Una gran sorpresa y conmoción se adueñó de él, acompañada de una ira terrible y el desvanecimiento total del sentimiento de culpa, al ver que el chofer no estaba comprometido en un hecho de sangre, sino que simplemente había ganado unos pesos en el loto-bingo del citado diario, y salía en la foto con su señora (una mujer corpulenta, morochona y con cara de pocos amigos) y una hija (mezcla de ambos padres, así que ya pueden imaginarse lo que era) en la calle, junto a su ómnibus del terror. En el fondo, medio borroso, se veía a un hombre de barba y kepi colorado saludando con felicidad, colado totalmente en el retrato, que a Carlitos se le antojó extraño.

Ahora molesto, Carlitos paró al ómnibus que llegaba y se subió a él, para repetir la historia común de todos los días.
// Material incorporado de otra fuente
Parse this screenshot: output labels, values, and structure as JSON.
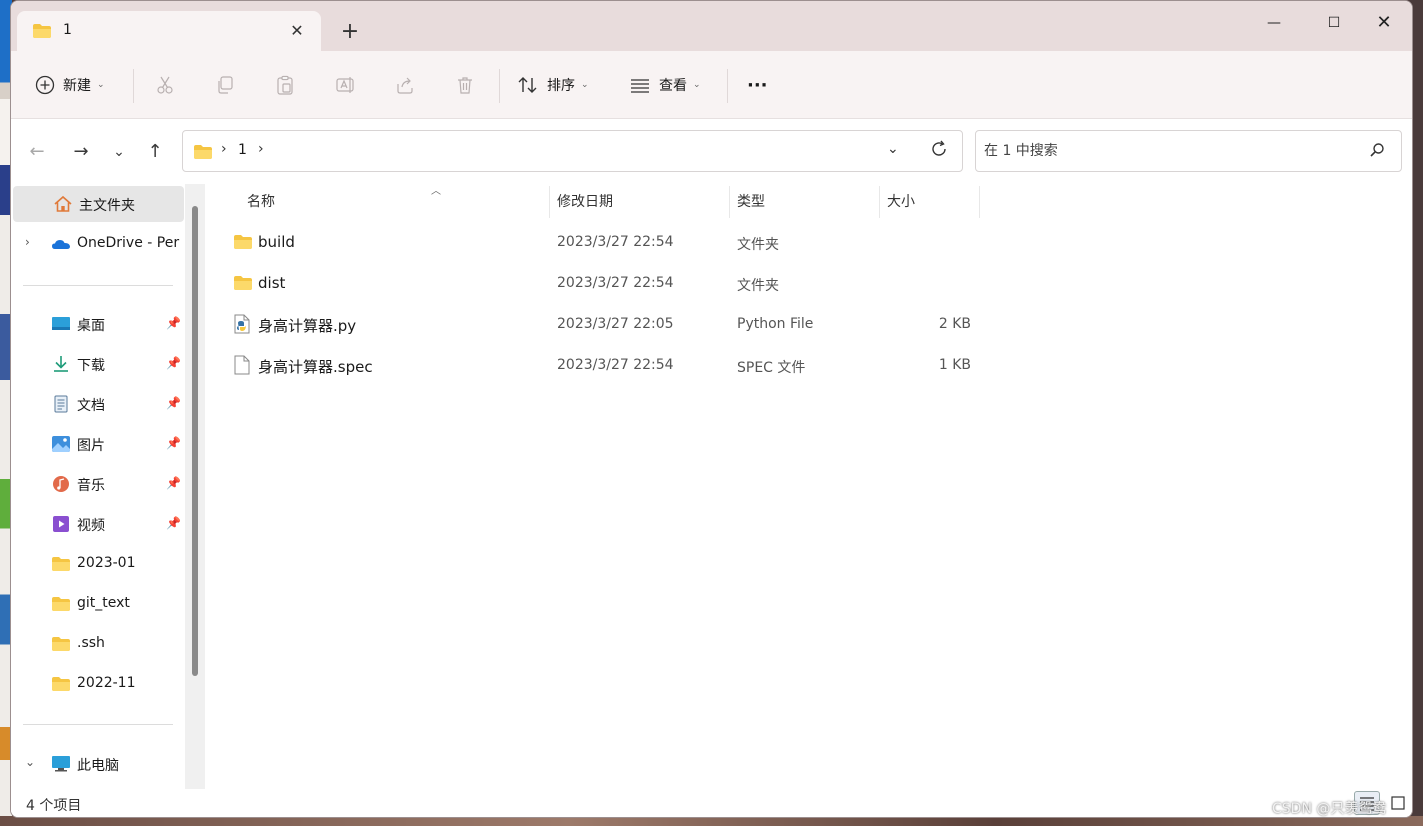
{
  "tab": {
    "label": "1",
    "close": "✕",
    "new": "+"
  },
  "window_controls": {
    "minimize": "—",
    "maximize": "☐",
    "close": "✕"
  },
  "toolbar": {
    "new_label": "新建",
    "sort_label": "排序",
    "view_label": "查看",
    "more_label": "···"
  },
  "address": {
    "crumbs": [
      "1"
    ],
    "separator": "›"
  },
  "search": {
    "placeholder": "在 1 中搜索"
  },
  "sidebar": {
    "home": "主文件夹",
    "onedrive": "OneDrive - Per",
    "quick": [
      {
        "label": "桌面",
        "icon": "desktop-icon",
        "pinned": true
      },
      {
        "label": "下载",
        "icon": "download-icon",
        "pinned": true
      },
      {
        "label": "文档",
        "icon": "documents-icon",
        "pinned": true
      },
      {
        "label": "图片",
        "icon": "pictures-icon",
        "pinned": true
      },
      {
        "label": "音乐",
        "icon": "music-icon",
        "pinned": true
      },
      {
        "label": "视频",
        "icon": "videos-icon",
        "pinned": true
      },
      {
        "label": "2023-01",
        "icon": "folder-icon",
        "pinned": false
      },
      {
        "label": "git_text",
        "icon": "folder-icon",
        "pinned": false
      },
      {
        "label": ".ssh",
        "icon": "folder-icon",
        "pinned": false
      },
      {
        "label": "2022-11",
        "icon": "folder-icon",
        "pinned": false
      }
    ],
    "this_pc": "此电脑"
  },
  "columns": {
    "name": "名称",
    "date": "修改日期",
    "type": "类型",
    "size": "大小"
  },
  "files": [
    {
      "name": "build",
      "date": "2023/3/27 22:54",
      "type": "文件夹",
      "size": "",
      "icon": "folder-icon"
    },
    {
      "name": "dist",
      "date": "2023/3/27 22:54",
      "type": "文件夹",
      "size": "",
      "icon": "folder-icon"
    },
    {
      "name": "身高计算器.py",
      "date": "2023/3/27 22:05",
      "type": "Python File",
      "size": "2 KB",
      "icon": "python-file-icon"
    },
    {
      "name": "身高计算器.spec",
      "date": "2023/3/27 22:54",
      "type": "SPEC 文件",
      "size": "1 KB",
      "icon": "file-icon"
    }
  ],
  "status": {
    "count": "4 个项目"
  },
  "watermark": "CSDN @只羡鸳鸯"
}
Mientras pagaba el boleto (ahora con el cambio justo y devolviendo todas las monedas del día anterior), pensó que a veces los culpables no tienen sanción alguna, y que el olvidado pueblo debe seguir siendo castigado por todo... Bueno, por lo menos pronto (si sobrevivía a esas travesías diarias), él sería un profesional competente y exitoso, artífice del cambio, pero el chofer sería siempre chofer, y nada más...

Vislumbró un asiento libre en el fondo del ómnibus y se sentó en él, sonriente.